Alegorias
Hoje não vou vadiar
Por Vitor Velloso
Durante a Mostra de Tiradentes 2023
Depois de uma chuva de verão durante a 26 Mostra de Tiradentes, que impediu a chegada de muitas pessoas à sessão de “Alegorias” no Cine-Tenda, pude conversar com o público que conseguiu assistir à projeção. As reações iniciais não foram muito amistosas e os comentários isolados possuíam o poder de unir as pessoas no lounge para debater o novo filme de Leonel Costa. Após unir algumas das impressões, foi possível constatar que ninguém estava satisfeito com o resultado final da obra, nem mesmo pessoas próximas à produção.
O título do filme não permite equívocos e já expõe parte das estratégias de debate que o projeto procura perseguir, trabalhando com pequenas situações que podem indicar um caminho “comum” da sociedade conservadora brasileira contemporânea. Seja com a intenção de demonstrar o passado escravista que rege parte do sistema capitalista de hoje ou para explicitar o ódio das classes mais abastadas, “Alegorias” cria essa série de causos para atingir analogias capazes de debater essa realidade. Contudo, se o passado histórico brasileiro parece encontrar algum reflexo em trechos como “Eu trabalho pro filho, minha mãe trabalhou pro pai”, as possibilidades de debate cessam na superfície, como quem não possui um arsenal para um pensamento crítico, mas quer emitir uma opinião, ainda que fortemente ancorada no senso comum. Aqui, não se trata de estar certo ou errado, não é essa a questão. O problema é que essa forma se esforça para conseguir algum coro na sessão, algum adepto que se manifeste pelos encerramentos de temáticas. Essa é uma contradição gritante em um projeto que promove criar “alegorias”, pois não há espaço para uma discussão que abarque os fatores históricos e materiais, apenas uma crítica moral de um problema estrutural da sociedade brasileira.
Assim, não há como achar graça do próprio estereótipo formalizado na figura de Reinaldo Plirtz (interpretado por Pedro Henrique Moutinho) ou de seu gosto por slogan prontos, assemelhando-se aos coach da internet. Até esses momentos supostamente cômicos são frágeis, já que as piadas e frases são óbvias demais para gerar alguma reação sincera. Da mesma forma, os retratos concretos das personagens Tamiris (Francisca Paz) e Francisca (Thamiris Mandú), são construídos para funcionar em pequenos gatilhos em cenas, como um mero dispositivo para conseguir aquilo que o título expõe com orgulho, “Alegorias”. As atrizes se esforçam para construírem alguma base minimamente sólida de desenvolvimento das personagens, mas são impossibilitadas pelas limitações de um roteiro que não sabe como caminhar à sua apoteótica resistência popular ou de uma montagem que se vê incapaz de construir uma cena sem fragmentar ela como um projeto universitário.

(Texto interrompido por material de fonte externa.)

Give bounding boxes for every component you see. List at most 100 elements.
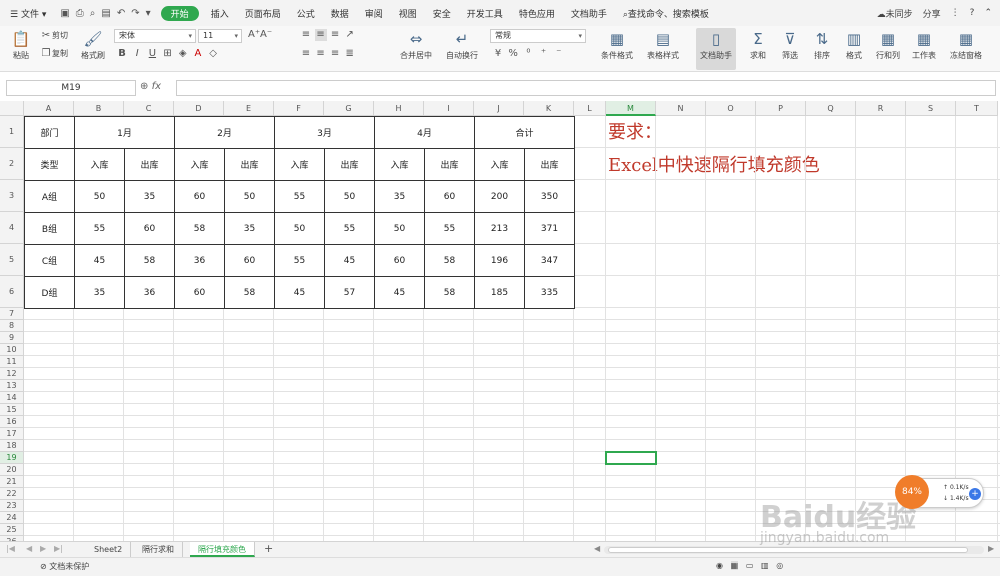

E se todas as questões formais do longa não são o suficiente para retirar o espectador de sua concentração, os problemas técnicos vão se amontoando ao longo da projeção. Em determinados momentos os diálogos tornam-se praticamente inaudíveis, o som despenca, algumas falas de personagens surgem estouradas, a mixagem durante o diálogo demonstra uma disparidade acentuada de um ator para o outro etc.
São inúmeros problemas que tornam ainda mais difícil algum momento agradável durante as quase duas horas de filme. Aliás, se o espectador se esforçar para abstrair todas essas questões, terá de se deparar com frases de efeito fabricadas com um teor moral frágil, como “Rico nenhum presta” ou a trama central de “Alegorias” que possui até algum potencial, mas é desenvolvida sem nenhum tipo de critério lógico e as cenas vão ficando cada vez mais soltas.
A Mostra Olhos Livres costuma possuir obras de grande destaque em Tiradentes, como foi “Sertânia” em 2020. Mas em 2023, a Aurora conseguiu o maior número de destaques e infelizmente o filme de Leonel Costa não conseguiu nenhum adepto, ao menos das pessoas que pude conversar na saída da sessão. Com cenas sem sentido, coisas fora de lugar, problemas no som e dificuldade de escutar diálogos, a sensação que fica é que o longa não estava pronto para ser exibido e o corte enviado foi feito às pressas.
Além do título do presente texto, retirado diretamente do filme (ainda que não seja original), uma frase, de conteúdo moral, pode provocar algum tipo de reação imediata no espectador: “Um país sem carnaval, seria um país ainda mais sem memória”. E mesmo aqui, não há nenhum desenvolvimento que venha a corroborar com esse pensamento, apenas o senso comum.